If growers catch it early, says Harris, there are some things that can be done about it. “Our treatments include foliar potassium or feeding through the leaves. This can help you make up some ground if you catch the deficiency early. If you let it go to far it can become severe, and by the fourth week of bloom, it’s hard to rescue the plant and do anything for it,” he says.

On the plots where potassium was not applied last year, yields were about 300 pounds per acre, he says.

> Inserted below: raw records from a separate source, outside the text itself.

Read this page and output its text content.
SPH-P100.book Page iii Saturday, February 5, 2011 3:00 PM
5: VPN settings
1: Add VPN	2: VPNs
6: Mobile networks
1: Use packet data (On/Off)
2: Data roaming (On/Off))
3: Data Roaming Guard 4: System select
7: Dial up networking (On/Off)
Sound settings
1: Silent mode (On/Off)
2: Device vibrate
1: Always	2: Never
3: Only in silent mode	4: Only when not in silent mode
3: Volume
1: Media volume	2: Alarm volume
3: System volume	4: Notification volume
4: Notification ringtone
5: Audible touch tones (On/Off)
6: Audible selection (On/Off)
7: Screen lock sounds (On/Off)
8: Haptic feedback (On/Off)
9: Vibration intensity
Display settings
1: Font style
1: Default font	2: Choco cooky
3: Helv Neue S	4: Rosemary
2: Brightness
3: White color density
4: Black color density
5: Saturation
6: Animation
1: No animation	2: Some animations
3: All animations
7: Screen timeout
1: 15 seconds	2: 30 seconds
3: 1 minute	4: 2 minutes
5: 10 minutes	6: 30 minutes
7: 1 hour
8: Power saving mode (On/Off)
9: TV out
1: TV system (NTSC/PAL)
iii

On plots with the recommended rate of potassium, yields were 1,500 pounds per acre.

UGA Extension entomologist Phillip Roberts says the most predictable insect pest of Georgia cotton is thrips. “We don’t give a lot of thought to thrips because on most of our acres, we use something at planting, whether it is Temik or a seed treatment. But we do spray quite a bit of foliar insecticides for thrips,” he says.

In the second year of a study at Expo, researchers are attempting to better define when seedlings are most sensitive to yield loss from thrips, says Roberts.

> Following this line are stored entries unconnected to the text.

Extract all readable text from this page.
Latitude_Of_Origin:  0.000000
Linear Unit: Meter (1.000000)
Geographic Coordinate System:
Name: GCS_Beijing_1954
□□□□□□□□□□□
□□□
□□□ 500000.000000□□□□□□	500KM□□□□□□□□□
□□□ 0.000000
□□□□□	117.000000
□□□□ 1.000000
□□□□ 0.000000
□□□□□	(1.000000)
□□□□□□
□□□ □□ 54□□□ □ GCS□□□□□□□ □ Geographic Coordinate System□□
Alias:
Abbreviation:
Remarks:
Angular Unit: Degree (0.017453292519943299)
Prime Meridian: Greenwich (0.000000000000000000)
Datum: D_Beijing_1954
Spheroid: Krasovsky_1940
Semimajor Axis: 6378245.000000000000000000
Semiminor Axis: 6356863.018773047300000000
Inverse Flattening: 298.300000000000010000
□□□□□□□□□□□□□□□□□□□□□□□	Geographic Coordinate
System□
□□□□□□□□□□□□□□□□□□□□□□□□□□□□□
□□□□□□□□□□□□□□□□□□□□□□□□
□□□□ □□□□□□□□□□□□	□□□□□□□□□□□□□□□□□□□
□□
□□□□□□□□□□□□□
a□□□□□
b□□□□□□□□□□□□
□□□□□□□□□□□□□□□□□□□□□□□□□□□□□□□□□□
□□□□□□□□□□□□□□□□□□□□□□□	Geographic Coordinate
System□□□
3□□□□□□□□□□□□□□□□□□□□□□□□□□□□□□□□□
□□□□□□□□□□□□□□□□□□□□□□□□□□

“We do that with a lot of foliar applications, basically, and protect it during certain growth stages. One thing we’ve seen — and the data is almost identical to last year — is that the yield loss potential is greatest very early in that seedling development. If you have issues with thrips, some serious yield loss can be incurred at the one and two-leaf stage of cotton.

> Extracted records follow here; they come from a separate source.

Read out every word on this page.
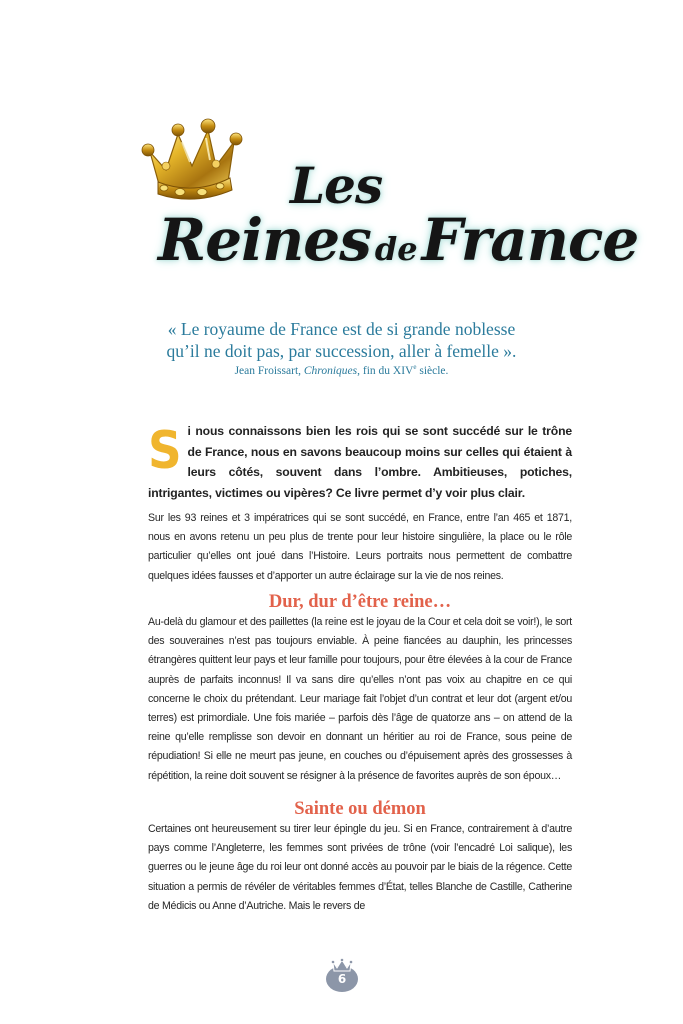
Les
Reines deFrance
« Le royaume de France est de si grande noblesse
qu’il ne doit pas, par succession, aller à femelle ».
Jean Froissart, Chroniques, fin du XIVe siècle.
Si nous connaissons bien les rois qui se sont succédé sur le trône de France, nous en savons beaucoup moins sur celles qui étaient à leurs côtés, souvent dans l’ombre. Ambitieuses, potiches, intrigantes, victimes ou vipères? Ce livre permet d’y voir plus clair.
Sur les 93 reines et 3 impératrices qui se sont succédé, en France, entre l’an 465 et 1871, nous en avons retenu un peu plus de trente pour leur histoire singulière, la place ou le rôle particulier qu’elles ont joué dans l’Histoire. Leurs portraits nous permettent de combattre quelques idées fausses et d’apporter un autre éclairage sur la vie de nos reines.
Dur, dur d’être reine…
Au-delà du glamour et des paillettes (la reine est le joyau de la Cour et cela doit se voir!), le sort des souveraines n’est pas toujours enviable. À peine fiancées au dauphin, les princesses étrangères quittent leur pays et leur famille pour toujours, pour être élevées à la cour de France auprès de parfaits inconnus! Il va sans dire qu’elles n’ont pas voix au chapitre en ce qui concerne le choix du prétendant. Leur mariage fait l’objet d’un contrat et leur dot (argent et/ou terres) est primordiale. Une fois mariée – parfois dès l’âge de quatorze ans – on attend de la reine qu’elle remplisse son devoir en donnant un héritier au roi de France, sous peine de répudiation! Si elle ne meurt pas jeune, en couches ou d’épuisement après des grossesses à répétition, la reine doit souvent se résigner à la présence de favorites auprès de son époux…
Sainte ou démon
Certaines ont heureusement su tirer leur épingle du jeu. Si en France, contrairement à d’autre pays comme l’Angleterre, les femmes sont privées de trône (voir l’encadré Loi salique), les guerres ou le jeune âge du roi leur ont donné accès au pouvoir par le biais de la régence. Cette situation a permis de révéler de véritables femmes d’État, telles Blanche de Castille, Catherine de Médicis ou Anne d’Autriche. Mais le revers de
6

“Once we get up to four and five-leaf cotton, it’s rare that we see a yield loss, and we’ve conducted a lot of trials over the years. The point we want to make is that you lose yield potential to thrips very early in the development of that cotton seedling.”

Georgia growers spray a lot of cotton at the four and five-leaf stage, and Roberts says it doesn’t appear to help in terms of protecting yields. “We don’t want you to make any insecticide applications unless you absolutely need it to be profitable. More importantly, we don’t want to disrupt the system and increase the likelihood of having other pests. We’ve been concerned for a couple of years now about spider mites, and in Georgia we don’t treat any acre for spider mites. But we do see them more frequently, especially in southwest Georgia. We’re learning about mites and trying to better understand thrips because we want to avoid getting into a problem with spider mites. They are expensive and difficult to deal with.”